The mitral valve’s asymmetric architecture is central to generating the left-ventricular vortex that optimizes ejection efficiency and preserves myocardial energetics.

In contrast to conventional circular mechanical valves adapted from aortic geometry, the Mythralica prosthesis replicates the D-shaped, asymmetric architecture of the native mitral annulus. This design reestablishes physiological vortex formation and restores energy-efficient intraventricular flow.

Integrating Anatomy and Engineering to Restore Physiological Function

The mitral valve is not merely an atrioventricular conduit; it is a dynamically coupled structure whose asymmetric leaflets and subvalvular apparatus generate a stabilizing intraventricular vortex during diastole.
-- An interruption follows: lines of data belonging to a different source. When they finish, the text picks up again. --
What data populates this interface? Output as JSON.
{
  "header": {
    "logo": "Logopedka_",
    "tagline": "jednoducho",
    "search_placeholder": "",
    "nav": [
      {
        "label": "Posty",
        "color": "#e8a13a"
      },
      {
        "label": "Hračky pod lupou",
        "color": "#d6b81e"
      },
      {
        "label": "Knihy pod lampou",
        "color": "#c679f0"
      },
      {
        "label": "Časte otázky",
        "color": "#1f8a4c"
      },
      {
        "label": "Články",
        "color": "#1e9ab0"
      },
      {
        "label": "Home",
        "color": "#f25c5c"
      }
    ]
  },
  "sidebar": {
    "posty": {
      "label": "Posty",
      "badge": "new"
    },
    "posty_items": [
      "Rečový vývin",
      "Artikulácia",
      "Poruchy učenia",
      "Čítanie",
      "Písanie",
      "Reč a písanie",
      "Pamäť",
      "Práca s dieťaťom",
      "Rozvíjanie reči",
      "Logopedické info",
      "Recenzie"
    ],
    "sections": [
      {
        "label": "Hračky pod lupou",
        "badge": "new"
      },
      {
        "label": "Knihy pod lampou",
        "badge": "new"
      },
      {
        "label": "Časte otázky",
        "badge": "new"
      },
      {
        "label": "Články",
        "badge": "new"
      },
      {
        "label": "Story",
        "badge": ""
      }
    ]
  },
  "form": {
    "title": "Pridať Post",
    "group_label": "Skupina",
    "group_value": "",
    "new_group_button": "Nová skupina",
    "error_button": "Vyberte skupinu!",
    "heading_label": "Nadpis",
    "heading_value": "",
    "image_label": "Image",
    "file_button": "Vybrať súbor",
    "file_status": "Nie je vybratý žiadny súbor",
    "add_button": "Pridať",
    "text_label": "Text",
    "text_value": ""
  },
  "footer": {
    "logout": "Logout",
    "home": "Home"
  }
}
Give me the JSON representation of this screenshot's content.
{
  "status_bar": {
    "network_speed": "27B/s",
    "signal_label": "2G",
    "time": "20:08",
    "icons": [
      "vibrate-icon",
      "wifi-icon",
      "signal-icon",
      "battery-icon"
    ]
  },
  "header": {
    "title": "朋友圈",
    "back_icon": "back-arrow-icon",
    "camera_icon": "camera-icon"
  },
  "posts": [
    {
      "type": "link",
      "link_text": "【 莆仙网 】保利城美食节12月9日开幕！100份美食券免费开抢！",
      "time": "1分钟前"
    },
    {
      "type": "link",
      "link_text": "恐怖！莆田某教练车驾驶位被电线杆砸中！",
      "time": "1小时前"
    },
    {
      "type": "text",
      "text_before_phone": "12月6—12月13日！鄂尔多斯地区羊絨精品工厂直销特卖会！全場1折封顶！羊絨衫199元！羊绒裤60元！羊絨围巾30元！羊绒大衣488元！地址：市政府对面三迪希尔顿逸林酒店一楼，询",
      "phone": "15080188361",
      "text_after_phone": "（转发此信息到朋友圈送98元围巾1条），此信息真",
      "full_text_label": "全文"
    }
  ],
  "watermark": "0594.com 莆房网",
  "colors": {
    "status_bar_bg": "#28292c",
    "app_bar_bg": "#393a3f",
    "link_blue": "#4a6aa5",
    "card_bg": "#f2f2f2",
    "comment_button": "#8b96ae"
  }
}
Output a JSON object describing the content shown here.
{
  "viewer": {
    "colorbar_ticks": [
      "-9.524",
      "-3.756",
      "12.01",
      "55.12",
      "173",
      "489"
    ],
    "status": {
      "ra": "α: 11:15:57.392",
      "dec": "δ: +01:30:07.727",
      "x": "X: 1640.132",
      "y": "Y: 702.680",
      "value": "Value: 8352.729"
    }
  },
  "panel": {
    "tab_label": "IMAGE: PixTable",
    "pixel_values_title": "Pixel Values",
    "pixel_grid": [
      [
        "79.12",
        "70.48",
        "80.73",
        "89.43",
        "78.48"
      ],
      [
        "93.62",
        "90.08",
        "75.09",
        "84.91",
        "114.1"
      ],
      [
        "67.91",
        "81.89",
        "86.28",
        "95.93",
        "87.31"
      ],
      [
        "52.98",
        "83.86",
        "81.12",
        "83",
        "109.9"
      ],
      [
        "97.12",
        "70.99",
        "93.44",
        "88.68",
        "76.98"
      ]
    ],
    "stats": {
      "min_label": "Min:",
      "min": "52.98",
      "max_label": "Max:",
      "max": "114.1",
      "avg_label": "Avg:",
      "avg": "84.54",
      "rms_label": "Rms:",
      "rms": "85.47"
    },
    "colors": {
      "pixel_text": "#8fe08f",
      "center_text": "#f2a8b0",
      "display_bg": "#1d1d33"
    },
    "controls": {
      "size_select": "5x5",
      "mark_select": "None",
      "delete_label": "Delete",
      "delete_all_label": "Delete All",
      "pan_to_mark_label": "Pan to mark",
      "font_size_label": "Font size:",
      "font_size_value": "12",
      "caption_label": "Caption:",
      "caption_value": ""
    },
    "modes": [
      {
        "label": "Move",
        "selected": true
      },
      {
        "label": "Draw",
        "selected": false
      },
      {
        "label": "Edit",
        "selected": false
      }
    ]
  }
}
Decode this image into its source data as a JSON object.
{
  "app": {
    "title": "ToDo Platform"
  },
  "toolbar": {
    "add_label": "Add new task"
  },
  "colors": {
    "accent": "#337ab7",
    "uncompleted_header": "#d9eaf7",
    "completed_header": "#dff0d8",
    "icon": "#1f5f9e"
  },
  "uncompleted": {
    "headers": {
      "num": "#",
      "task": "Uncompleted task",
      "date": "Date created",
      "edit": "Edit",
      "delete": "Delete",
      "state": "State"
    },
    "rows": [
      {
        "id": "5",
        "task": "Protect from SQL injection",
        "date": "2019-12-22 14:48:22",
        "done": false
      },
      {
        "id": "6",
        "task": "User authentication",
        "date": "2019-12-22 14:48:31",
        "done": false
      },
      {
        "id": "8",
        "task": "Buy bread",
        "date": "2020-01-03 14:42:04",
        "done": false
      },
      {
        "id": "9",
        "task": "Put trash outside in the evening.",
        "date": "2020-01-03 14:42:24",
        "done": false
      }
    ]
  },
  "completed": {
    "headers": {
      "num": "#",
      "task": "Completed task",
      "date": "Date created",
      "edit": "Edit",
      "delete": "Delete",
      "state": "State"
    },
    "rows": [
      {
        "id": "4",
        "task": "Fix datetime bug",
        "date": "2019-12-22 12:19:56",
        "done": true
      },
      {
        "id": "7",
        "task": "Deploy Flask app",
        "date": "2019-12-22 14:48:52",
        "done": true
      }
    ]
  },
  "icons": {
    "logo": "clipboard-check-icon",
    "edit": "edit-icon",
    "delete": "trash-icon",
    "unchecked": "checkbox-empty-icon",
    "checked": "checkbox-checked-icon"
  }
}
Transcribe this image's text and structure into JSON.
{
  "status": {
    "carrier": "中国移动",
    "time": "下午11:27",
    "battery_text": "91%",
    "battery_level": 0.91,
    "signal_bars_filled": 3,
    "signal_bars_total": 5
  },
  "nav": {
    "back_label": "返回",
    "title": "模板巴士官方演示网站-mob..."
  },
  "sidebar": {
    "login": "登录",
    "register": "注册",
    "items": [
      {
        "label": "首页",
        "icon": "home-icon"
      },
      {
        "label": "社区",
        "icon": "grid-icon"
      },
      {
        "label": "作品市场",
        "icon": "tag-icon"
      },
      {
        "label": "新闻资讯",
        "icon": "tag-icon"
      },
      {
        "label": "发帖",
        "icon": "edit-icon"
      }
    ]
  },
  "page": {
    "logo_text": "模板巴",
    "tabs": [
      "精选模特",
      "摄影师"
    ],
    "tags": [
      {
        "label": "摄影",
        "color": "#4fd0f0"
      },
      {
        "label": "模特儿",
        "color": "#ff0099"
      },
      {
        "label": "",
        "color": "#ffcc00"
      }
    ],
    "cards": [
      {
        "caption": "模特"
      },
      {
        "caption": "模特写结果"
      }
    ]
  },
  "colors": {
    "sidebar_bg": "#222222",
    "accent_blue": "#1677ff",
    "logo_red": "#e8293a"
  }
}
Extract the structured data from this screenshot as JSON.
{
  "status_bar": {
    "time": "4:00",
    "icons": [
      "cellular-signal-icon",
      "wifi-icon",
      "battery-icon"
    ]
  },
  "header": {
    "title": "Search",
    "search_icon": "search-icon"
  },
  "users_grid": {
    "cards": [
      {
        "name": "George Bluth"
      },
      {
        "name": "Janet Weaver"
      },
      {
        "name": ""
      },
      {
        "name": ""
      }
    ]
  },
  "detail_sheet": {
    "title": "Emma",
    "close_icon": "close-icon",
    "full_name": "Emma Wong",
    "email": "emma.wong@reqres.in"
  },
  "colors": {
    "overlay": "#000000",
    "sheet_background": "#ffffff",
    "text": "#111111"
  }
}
This vortex enhances ejection efficiency, minimizes flow stagnation, and contributes to the heart’s intrinsic self-cleaning mechanism.

Conventional mechanical mitral valves are derivatives of circular aortic designs. This geometric mismatch disrupts physiological flow trajectories, increases shear regions, and predisposes to stasis-related complications.

Mythralica is the first mechanical mitral valve designed specifically for the mitral position. Its asymmetrical leaflets replicate natural flow, aiming to restore physiological vortex dynamics inside the heart.

Design Principles

Asymmetry — Leaflet geometry replicates native mitral anatomy and annular orientation.

Directed Flow – Flow channels engineered to maintain physiological rotational patterns and minimize stagnation zones.

Hemodynamic Efficiency — Support cardiac output at rest and exertion.

Safety — Minimize stasis and turbulence.

“The vortex is not merely flow — it is function. Restoring it is fundamental to a heart that self-cleans, conserves energy, and sustains efficiency.”